I feel that I learned an immense amount about the nature of a therapeutic alliance 
from this book. It is full of moments which will be familiar to every therapist 
when H.D. doesn’t want to talk, when she is afraid that something in her may harm 
him, and most touching of all, when she comes to him through a Vienna which is
 deserted because of a Nazi rally, the maid and Freud himself amazed that she has 
come and also somehow wonderfully respectful of her courage in doing so, though 
it is the same courage that brings her to him every time. The closing-in of the War 
forms a tragic backdrop to the sessions – sometimes coming into the foreground, as
 when Nazi atrocities are in the papers,”I cannot talk about the thing that actually 
concerns me, I cannot talk to Sigmund Freud in Vienna 1933 about Jewish 
atrocities in Berlin.” Her own story emerges, of course, but it is the extraordinary
 perceptiveness with which she records the process of the relationship with Freud 
throughout the sessions which makes the book so rare. And she has no other axe
 to grind – no theory to advance, or point to make – but treats the entire account as
 if it were music, with movement flowing on from movement: as, for examp
le, here, where she describes Freud’s voice:

“The tone of his voice, the singing quality that so subtly permeated the texture of
 the spoken word, made that spoken word live in another dimension, or take 
another colour as if he had dipped the grey web of conventionally woven thought,
 and with it, conventionally spoken thought, into a vat of his own brewing – or held 
a strip of that thought, ripped from the monotonous faded and outworn texture of 
the language itself, into the bubbling cauldron of his own mind in order to draw it
 forth dyed blue or scarlet, a new colour to the old grey mesh, a scrap of thought,
 even a cast-off rag, that would become hereafter a pennant, a standard, a sign again,
 to indicate a direction or, fluttering aloft on a pole, to lead an army…” 
She seems to appreciate him as a poet himself.

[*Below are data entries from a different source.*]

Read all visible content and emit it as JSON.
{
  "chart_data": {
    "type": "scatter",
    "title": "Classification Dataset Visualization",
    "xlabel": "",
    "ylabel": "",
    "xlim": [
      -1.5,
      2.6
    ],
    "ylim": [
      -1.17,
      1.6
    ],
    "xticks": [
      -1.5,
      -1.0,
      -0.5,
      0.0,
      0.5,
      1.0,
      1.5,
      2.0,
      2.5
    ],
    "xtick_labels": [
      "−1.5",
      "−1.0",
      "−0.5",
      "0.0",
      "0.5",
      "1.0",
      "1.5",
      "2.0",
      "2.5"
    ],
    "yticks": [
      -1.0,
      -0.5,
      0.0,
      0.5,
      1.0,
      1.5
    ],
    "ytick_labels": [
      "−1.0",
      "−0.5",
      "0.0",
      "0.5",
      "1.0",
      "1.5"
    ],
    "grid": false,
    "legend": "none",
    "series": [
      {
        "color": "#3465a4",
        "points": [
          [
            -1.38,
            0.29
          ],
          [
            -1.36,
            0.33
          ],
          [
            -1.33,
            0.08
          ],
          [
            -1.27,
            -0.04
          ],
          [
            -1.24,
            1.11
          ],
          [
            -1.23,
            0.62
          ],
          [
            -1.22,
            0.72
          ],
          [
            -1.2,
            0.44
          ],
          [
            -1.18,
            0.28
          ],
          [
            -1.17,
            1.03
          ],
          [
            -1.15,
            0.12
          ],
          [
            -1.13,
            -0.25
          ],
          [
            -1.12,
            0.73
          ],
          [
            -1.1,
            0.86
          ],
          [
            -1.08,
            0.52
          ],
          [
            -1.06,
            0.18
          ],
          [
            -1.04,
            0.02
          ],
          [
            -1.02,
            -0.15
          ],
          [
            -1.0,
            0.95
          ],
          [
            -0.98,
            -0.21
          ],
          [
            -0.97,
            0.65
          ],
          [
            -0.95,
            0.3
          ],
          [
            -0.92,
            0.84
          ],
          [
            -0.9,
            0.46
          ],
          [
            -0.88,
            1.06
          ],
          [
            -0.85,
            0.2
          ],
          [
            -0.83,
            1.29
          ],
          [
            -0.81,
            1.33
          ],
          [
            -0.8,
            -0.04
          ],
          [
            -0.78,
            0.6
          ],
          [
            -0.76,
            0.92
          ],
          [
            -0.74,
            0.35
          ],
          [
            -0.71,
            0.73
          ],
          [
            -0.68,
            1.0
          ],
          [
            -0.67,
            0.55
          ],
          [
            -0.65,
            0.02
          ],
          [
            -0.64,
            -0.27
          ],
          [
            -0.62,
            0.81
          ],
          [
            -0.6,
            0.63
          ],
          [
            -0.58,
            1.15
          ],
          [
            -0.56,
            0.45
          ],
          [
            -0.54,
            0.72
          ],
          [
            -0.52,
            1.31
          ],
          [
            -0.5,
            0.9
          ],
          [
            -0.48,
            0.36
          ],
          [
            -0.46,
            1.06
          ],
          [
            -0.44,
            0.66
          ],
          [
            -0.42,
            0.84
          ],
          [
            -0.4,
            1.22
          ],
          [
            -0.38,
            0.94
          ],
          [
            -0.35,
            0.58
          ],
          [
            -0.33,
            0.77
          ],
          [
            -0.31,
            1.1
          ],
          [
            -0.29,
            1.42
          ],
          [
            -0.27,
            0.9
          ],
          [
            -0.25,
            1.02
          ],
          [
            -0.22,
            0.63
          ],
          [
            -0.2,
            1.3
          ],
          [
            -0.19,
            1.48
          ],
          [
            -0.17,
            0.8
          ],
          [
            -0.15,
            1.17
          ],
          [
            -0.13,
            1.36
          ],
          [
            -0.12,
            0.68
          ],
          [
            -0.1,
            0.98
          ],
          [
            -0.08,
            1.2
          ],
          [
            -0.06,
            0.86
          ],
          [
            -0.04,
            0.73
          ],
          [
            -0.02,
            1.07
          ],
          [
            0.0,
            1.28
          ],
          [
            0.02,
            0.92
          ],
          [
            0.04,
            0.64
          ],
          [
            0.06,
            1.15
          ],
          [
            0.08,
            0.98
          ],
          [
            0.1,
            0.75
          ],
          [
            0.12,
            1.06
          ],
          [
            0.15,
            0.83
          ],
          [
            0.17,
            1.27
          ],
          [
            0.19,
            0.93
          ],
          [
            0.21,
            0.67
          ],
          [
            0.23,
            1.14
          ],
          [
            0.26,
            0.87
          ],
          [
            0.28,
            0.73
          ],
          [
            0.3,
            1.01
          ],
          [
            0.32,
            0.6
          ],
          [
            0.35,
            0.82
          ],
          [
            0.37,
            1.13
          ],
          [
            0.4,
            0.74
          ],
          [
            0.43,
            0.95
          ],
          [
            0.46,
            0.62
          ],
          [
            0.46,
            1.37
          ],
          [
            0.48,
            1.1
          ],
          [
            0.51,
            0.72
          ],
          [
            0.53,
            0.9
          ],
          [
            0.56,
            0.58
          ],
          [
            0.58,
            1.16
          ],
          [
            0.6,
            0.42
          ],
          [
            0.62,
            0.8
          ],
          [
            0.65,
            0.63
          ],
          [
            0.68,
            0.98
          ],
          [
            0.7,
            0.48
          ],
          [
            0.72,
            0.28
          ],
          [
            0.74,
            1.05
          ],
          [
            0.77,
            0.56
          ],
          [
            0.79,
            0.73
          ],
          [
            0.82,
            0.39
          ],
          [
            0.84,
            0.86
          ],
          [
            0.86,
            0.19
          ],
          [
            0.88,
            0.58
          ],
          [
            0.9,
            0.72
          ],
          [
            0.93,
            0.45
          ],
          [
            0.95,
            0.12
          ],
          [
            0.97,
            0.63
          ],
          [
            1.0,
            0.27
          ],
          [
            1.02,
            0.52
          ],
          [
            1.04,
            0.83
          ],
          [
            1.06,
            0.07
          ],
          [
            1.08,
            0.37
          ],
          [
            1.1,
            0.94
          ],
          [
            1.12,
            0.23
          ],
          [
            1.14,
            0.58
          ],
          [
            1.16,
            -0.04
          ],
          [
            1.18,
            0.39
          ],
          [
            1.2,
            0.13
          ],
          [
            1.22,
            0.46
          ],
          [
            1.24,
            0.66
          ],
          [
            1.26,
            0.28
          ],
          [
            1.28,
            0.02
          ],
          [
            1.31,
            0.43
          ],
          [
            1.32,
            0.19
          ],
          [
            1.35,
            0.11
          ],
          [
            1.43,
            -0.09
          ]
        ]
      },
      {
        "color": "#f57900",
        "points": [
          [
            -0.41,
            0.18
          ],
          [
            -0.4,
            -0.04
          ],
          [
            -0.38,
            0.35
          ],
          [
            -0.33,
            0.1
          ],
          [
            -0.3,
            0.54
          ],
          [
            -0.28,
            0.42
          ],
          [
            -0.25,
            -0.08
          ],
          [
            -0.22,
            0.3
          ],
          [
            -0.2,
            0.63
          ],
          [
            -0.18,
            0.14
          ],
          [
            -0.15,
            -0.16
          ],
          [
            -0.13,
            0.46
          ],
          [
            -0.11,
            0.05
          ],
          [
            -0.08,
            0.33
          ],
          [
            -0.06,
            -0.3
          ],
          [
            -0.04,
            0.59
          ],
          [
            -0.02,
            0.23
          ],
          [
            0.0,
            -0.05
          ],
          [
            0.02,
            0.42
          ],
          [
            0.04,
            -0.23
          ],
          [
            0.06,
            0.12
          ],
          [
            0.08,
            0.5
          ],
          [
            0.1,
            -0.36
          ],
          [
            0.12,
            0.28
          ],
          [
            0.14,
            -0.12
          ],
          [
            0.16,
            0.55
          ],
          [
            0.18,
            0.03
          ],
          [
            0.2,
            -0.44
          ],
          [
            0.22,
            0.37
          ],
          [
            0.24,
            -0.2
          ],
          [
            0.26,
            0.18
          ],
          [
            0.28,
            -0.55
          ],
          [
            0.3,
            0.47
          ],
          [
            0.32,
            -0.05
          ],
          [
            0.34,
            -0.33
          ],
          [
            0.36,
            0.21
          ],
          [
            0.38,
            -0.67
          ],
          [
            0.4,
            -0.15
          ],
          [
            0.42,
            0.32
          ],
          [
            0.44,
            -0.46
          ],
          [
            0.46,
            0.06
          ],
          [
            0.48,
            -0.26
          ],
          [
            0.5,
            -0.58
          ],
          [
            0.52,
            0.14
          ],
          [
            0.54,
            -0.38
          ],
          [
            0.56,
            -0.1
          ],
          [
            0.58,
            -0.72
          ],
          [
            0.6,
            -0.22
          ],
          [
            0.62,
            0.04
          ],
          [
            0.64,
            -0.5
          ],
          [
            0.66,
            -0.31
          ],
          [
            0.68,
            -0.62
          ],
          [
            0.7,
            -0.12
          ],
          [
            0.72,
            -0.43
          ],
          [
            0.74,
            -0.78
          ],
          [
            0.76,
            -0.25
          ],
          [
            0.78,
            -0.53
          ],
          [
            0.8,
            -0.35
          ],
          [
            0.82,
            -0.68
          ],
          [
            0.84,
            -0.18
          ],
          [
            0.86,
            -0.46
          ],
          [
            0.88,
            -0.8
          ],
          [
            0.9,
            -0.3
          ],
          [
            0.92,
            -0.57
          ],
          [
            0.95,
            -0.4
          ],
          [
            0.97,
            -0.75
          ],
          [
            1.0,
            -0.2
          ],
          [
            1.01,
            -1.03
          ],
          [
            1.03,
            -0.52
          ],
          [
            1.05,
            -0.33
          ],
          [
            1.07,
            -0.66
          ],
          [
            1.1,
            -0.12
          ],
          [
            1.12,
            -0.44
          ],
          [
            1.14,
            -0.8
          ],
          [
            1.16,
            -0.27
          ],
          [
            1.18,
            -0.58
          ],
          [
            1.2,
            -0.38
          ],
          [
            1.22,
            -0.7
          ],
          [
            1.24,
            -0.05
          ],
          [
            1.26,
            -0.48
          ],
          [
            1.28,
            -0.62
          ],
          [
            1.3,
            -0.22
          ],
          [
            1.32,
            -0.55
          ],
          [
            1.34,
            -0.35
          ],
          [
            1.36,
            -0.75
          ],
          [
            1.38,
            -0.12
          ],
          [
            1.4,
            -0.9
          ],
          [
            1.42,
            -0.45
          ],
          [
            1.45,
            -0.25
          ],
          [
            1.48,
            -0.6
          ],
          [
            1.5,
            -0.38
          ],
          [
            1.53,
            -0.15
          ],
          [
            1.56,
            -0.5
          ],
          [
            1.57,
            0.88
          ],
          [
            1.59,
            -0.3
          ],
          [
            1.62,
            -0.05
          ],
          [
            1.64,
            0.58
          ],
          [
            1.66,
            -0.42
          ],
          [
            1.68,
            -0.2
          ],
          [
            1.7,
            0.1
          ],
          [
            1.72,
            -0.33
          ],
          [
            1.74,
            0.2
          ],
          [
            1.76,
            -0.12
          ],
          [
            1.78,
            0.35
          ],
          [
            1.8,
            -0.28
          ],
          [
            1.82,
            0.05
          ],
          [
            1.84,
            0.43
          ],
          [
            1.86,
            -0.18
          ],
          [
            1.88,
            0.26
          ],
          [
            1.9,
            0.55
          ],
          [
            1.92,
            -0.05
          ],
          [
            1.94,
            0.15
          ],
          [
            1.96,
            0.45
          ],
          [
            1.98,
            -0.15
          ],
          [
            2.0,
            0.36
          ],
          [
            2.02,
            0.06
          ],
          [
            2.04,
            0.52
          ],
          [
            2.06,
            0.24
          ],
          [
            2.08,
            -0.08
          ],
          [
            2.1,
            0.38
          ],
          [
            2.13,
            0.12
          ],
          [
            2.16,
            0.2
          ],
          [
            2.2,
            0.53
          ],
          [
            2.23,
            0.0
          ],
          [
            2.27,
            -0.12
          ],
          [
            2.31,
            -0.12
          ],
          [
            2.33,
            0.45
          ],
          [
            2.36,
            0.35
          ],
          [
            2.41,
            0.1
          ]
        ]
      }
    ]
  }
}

The editor of this new edition has included Freud’s letters to H.D. at the end of the 
volume. This is a very wise inclusion, for it confirms the sense of the relationship 
throughout:


”Vienna, May 1936


Dear H.D.,

…I had imagined I had become insensitive to praise and blame. Reading your kind 
lines and getting aware of how I enjoyed them I first thought I had been mistaken 
about my firmness. Yet on second thoughts I concluded I was not. What you gave
 me, was not praise, was affection and I need not be ashamed of my satisfaction.
 Life at my age is not easy, but spring is beautiful and so is love.


Yours affectionately,


Freud.”


[All quotations are from Tribute to Freud by H.D., revised edition 1985, Carcanet Press.]